We are looking for a student to re-engineer the existing prototype into a teaching tool that will introduce school children to the concepts around designing autonomous cars. In order to make this as accessible as possible the system could be based on the BBC Micro-Bit. Whilst the development of the vehicle is important the project should also involve the development of a set of teaching resources, these can be tested on the visiting students during the open days as well as in local secondary schools. A mentor from one of the top secondary schools will be made available.
## Maritime Collision Detection and Avoidance
One of the WRSC competition challenges is to detect and avoid obstacles. Currently this is done through a gimbal-mounted front-facing camera.
We are looking for a student to investigate and evaluate a range of technology that could be used to solve this problem and use this knowledge to build a working obstacle detection system that could be mounted on next year's boat.
## AI Saling Boat Using ROS
The current boat control systems are written in Python and use simple deterministic logic and, as we add new capabilities the system gets more intertwined. This project would be to build a new, modular boat control system using the Robot Operating System (ROS). This would require the creation of ROS leaf nodes to handle sensor data the development of a ROS Computational Graph. You would also be encouraged to explore the powerful ROS logging tools.

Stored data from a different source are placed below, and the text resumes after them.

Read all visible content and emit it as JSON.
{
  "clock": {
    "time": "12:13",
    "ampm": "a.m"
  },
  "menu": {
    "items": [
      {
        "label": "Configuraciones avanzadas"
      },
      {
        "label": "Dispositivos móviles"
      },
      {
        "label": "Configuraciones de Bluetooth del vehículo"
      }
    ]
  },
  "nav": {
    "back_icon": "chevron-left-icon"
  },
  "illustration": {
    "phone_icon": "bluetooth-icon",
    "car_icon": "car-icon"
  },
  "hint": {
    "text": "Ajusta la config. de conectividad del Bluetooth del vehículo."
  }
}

## School Autonomous Boat Challenge
The IMechE and IET have made it a priority to encourage more students to become autonomous vehicle engineers and are keen to get school children interested in this. We already have an autonomous boat that was used to compete in 2019.
We are looking for a student to re-engineer the existing boat into a teaching tool that will introduce school children to the concepts around designing autonomous boats. In order to make this as accessible as possible the system could be based on the Graupner Micro Magic RC boat and powered using the BBC Micro-Bit. Whilst the development of the vehicle is important the project should also involve the development of a set of teaching resources, these can be tested on the visiting students during the open days as well as in local secondary schools. A mentor from one of the top secondary schools will be made available.
An important outcome is the development of a kit list and build instructions to allow schools to get involved. You should also consider where these could be raced (given the small size perhaps in a swimming pool?)
## EEC HVAC Integration
The EEC building is controlled via a [BACNet](https://en.wikipedia.org/wiki/BACnet) system which required expensive hard-wired controllers whilst home automation makes use of low cost wireless sensors communicating via [MQTT](http://mqtt.org).
This project, sponsored by the University, is to develop a gateway to enable low-cost (Arduino-based) sensors to control parts of the building. If successful this will be rolled out to both buildings and will allow students to build projects that integrate with these.
This work has already been started by [Oliver Bell](mailto:bello@coventry.ac.uk) who has open sourced his [BACprop MQTT to BACnet gateway](https://github.com/freshollie/bacprop) and is happy to answer any questions.
## Mobile Vehicle Detection and Fault reporting
Accurate tracking of traffic is becoming essential for the development of congestion detection systems. This project is to develop a low-cost mobile vehicle tracking tool.
The project will (probably) be based around either a Raspberry Pi 4 or Jetson Nano and will require the development and evaluation of a simple [ANPR](https://en.wikipedia.org/wiki/Automatic_number-plate_recognition) solution which can then be used to identify vehicles. Once this has been build and evaluated this could be used to build a system to detect issues such as:
1. Faulty vehicle lights.
2. Drivers on their smartphones.
## Smart Lock
Develop a smart lock for use on cases and bags.